What one person can turn on within these vast systems within which we vibrate
Like one of his teachers and friends Buckminster Fuller, Stesart Brand is an archetypal example of the American individualist- inventor the man who Thoreau said ' hears the sound of his own drummer'. Paradoxically the super- individualist Brand is also perhaps the single person most responsible for making ordinary Americans connect with, show concern with the various systems cyber-systems, eco-systems, communications - systems we are moving within.
In this informed, detailed, and extremely well- written survey of the career of Brand, Fred Turner also provides a insightful and exciting look at America 's cultural, and especially 'alternative culture ' development from the sixties through the nineties. Brand meets up on his travels with 'Edge's' John Brockman, with Ken Kesey with whom he is a Merry Prankster, with Bucky Fuller who tries to help his projects,with Kevin Kelly of the 'Wired' world, with many of those seeking new ways of making the Technology connect with communal frameworks that will enable ( at least this is one of Brand's goals) the individual to truly be an individual .

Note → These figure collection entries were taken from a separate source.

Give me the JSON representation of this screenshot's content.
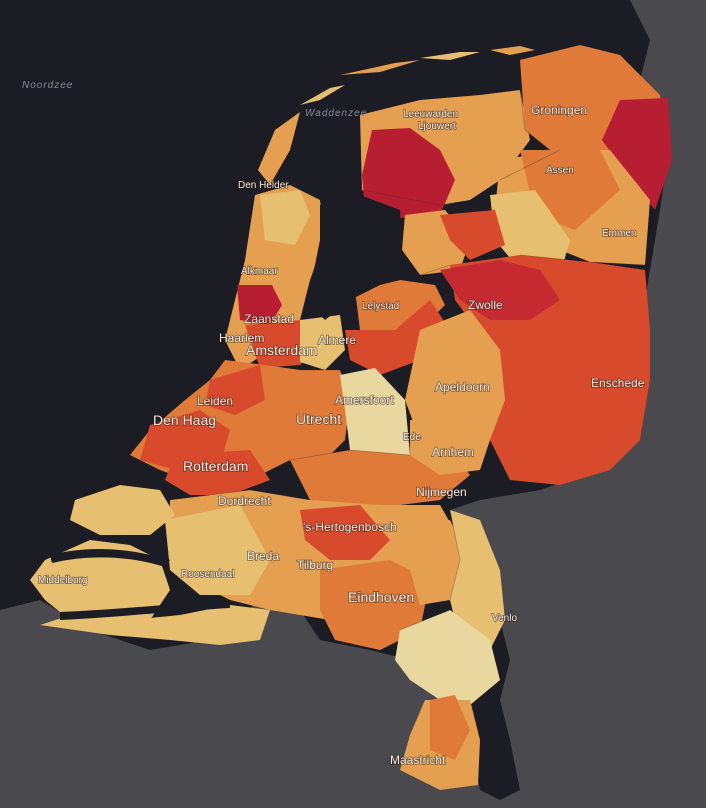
{
  "map": {
    "water_labels": {
      "north_sea": "Noordzee",
      "wadden": "Waddenzee"
    },
    "cities": {
      "den_helder": "Den Helder",
      "leeuwarden": "Leeuwarden",
      "ljouwert": "Ljouwert",
      "groningen": "Groningen",
      "assen": "Assen",
      "emmen": "Emmen",
      "alkmaar": "Alkmaar",
      "lelystad": "Lelystad",
      "zwolle": "Zwolle",
      "zaanstad": "Zaanstad",
      "haarlem": "Haarlem",
      "amsterdam": "Amsterdam",
      "almere": "Almere",
      "enschede": "Enschede",
      "leiden": "Leiden",
      "amersfoort": "Amersfoort",
      "apeldoorn": "Apeldoorn",
      "den_haag": "Den Haag",
      "utrecht": "Utrecht",
      "ede": "Ede",
      "arnhem": "Arnhem",
      "rotterdam": "Rotterdam",
      "nijmegen": "Nijmegen",
      "dordrecht": "Dordrecht",
      "s_hertogenbosch": "'s-Hertogenbosch",
      "breda": "Breda",
      "tilburg": "Tilburg",
      "middelburg": "Middelburg",
      "roosendaal": "Roosendaal",
      "eindhoven": "Eindhoven",
      "venlo": "Venlo",
      "maastricht": "Maastricht"
    },
    "colors": {
      "water": "#1c1c24",
      "land_outside": "#4a494d",
      "class_1": "#e8d8a0",
      "class_2": "#e6c070",
      "class_3": "#e4a050",
      "class_4": "#e07a38",
      "class_5": "#d84a2c",
      "class_6": "#b81e32"
    }
  }
}
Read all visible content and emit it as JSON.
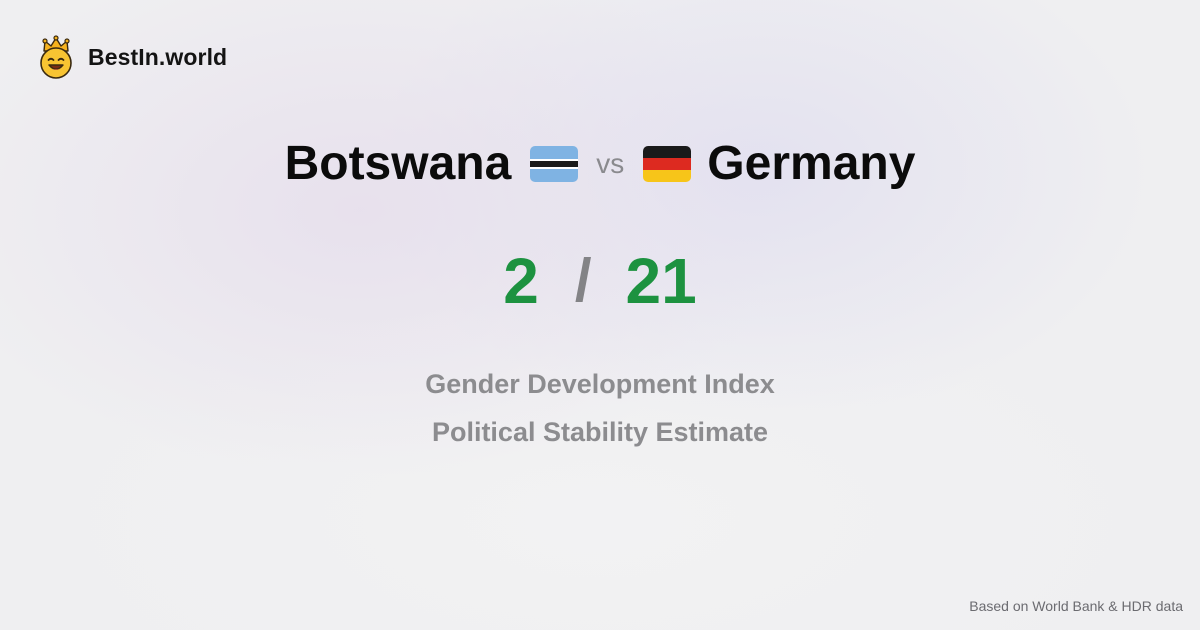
{
  "brand": {
    "name": "BestIn.world",
    "logo_icon": "crowned-smiley-icon",
    "logo_color": "#f5c02b"
  },
  "comparison": {
    "left_country": "Botswana",
    "left_flag": "botswana-flag-icon",
    "vs_label": "vs",
    "right_country": "Germany",
    "right_flag": "germany-flag-icon"
  },
  "score": {
    "left": "2",
    "separator": "/",
    "right": "21",
    "color": "#1d9240"
  },
  "metrics": [
    "Gender Development Index",
    "Political Stability Estimate"
  ],
  "footer": {
    "source": "Based on World Bank & HDR data"
  }
}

Brand's most famous contribution 'The Whole Earth Catalogue' which was certainly one of the major cultural influences upon the Environmental Movement, and incidentally the Hippy Culture of the Sixties , told us the way we could get anything we needed to make our way into the rapidly changing future. Brand's work as editor and thinker also contributed to the World Wide Web to come, and the name and concept 'personal computer' is also one of his contributions.
This is an important work to read not only to learn about decisive moments in the life of a remarkable individual, but to better understand the world- in- the -making we are a part of.